Although primary lymphoma of the duodenum is rare, the duodenum may be involved in systemic lymphoma. Only 5 per cent of all lymphomas are primary intestinal lymphoma and less than 10 per cent of these are located in the duodenum. The only way to establish the diagnosis of primary lymphoma is to exclude the presence of the disease in other organs. Most duodenal lymphomas are non-Hodgkin's lymphomas of B-cell origin. Only a few reports exist of Hodgkin's lymphomas or T-cell lymphomas. Involvement of the mesentery and the draining lymph nodes is common.

 

Lymphomas are difficult to distinguish from carcinoma preoperatively, though they tend to be larger than carcinomas. Often endoscopic biopsies are non-diagnostic as lymphomas arise in the submucosa.
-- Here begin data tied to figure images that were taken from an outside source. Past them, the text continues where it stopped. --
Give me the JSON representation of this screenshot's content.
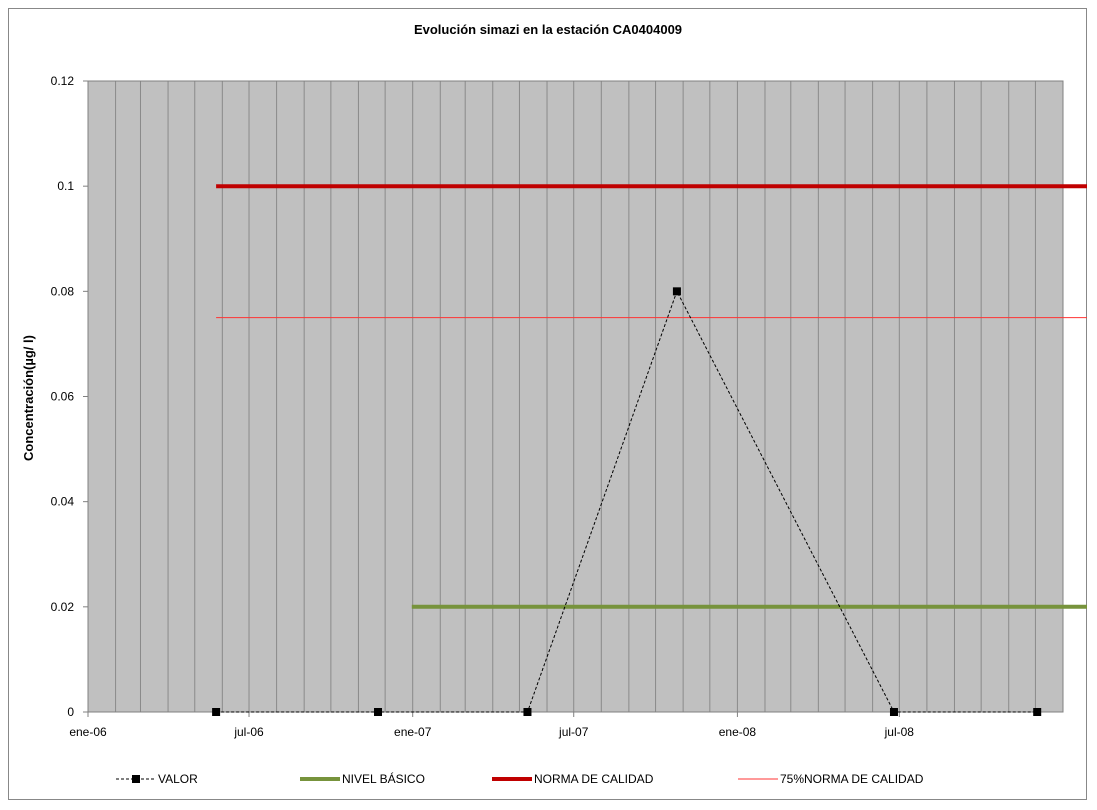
{
  "chart_data": {
    "type": "line",
    "title": "Evolución simazi en la estación CA0404009",
    "xlabel": "",
    "ylabel": "Concentración(µg/ l)",
    "x_tick_labels": [
      "ene-06",
      "jul-06",
      "ene-07",
      "jul-07",
      "ene-08",
      "jul-08"
    ],
    "x_tick_dates": [
      "2006-01-01",
      "2006-07-01",
      "2007-01-01",
      "2007-07-01",
      "2008-01-01",
      "2008-07-01"
    ],
    "xlim": [
      "2006-01-01",
      "2008-12-31"
    ],
    "ylim": [
      0,
      0.12
    ],
    "y_ticks": [
      0,
      0.02,
      0.04,
      0.06,
      0.08,
      0.1,
      0.12
    ],
    "y_tick_labels": [
      "0",
      "0.02",
      "0.04",
      "0.06",
      "0.08",
      "0.1",
      "0.12"
    ],
    "grid": "vertical monthly gridlines",
    "plot_background": "#c0c0c0",
    "legend_position": "bottom",
    "series": [
      {
        "name": "VALOR",
        "style": "dotted-line-square-markers",
        "color": "#000000",
        "x": [
          "2006-05-25",
          "2006-11-23",
          "2007-05-10",
          "2007-10-25",
          "2008-06-25",
          "2008-12-03"
        ],
        "y": [
          0,
          0,
          0,
          0.08,
          0,
          0
        ]
      },
      {
        "name": "NIVEL BÁSICO",
        "style": "thick-line",
        "color": "#77933c",
        "x": [
          "2006-12-31",
          "2009-01-28"
        ],
        "y": [
          0.02,
          0.02
        ]
      },
      {
        "name": "NORMA DE CALIDAD",
        "style": "thick-line",
        "color": "#c00000",
        "x": [
          "2006-05-25",
          "2009-01-28"
        ],
        "y": [
          0.1,
          0.1
        ]
      },
      {
        "name": "75%NORMA DE CALIDAD",
        "style": "thin-line",
        "color": "#ff3333",
        "x": [
          "2006-05-25",
          "2009-01-28"
        ],
        "y": [
          0.075,
          0.075
        ]
      }
    ]
  }
}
In advanced disease (Fig. 6) 948, however, perforation and multiple lesions are more common in lymphomas than in adenocarcinomas of the small bowel.

 

Lymphomas cause symptoms similar to those of duodenal and pancreatic carcinomas, and their appearance on computed tomography may be confused with pancreatic cancer. Primary lymphoma of the duodenum can be cured by complete resection in only 40 per cent of patients. The role of adjuvant radiotherapy and chemotherapy has not yet been firmly established, but for the more common jejunal and ileal lymphomas a benefit has been shown. In patients who survive 5 years, recurrence is extremely rare and prognosis is excellent. In patients with unresectable lymphoma, radiotherapy and chemotherapy are the primary therapeutic modalities, surgery being used only to treat complications.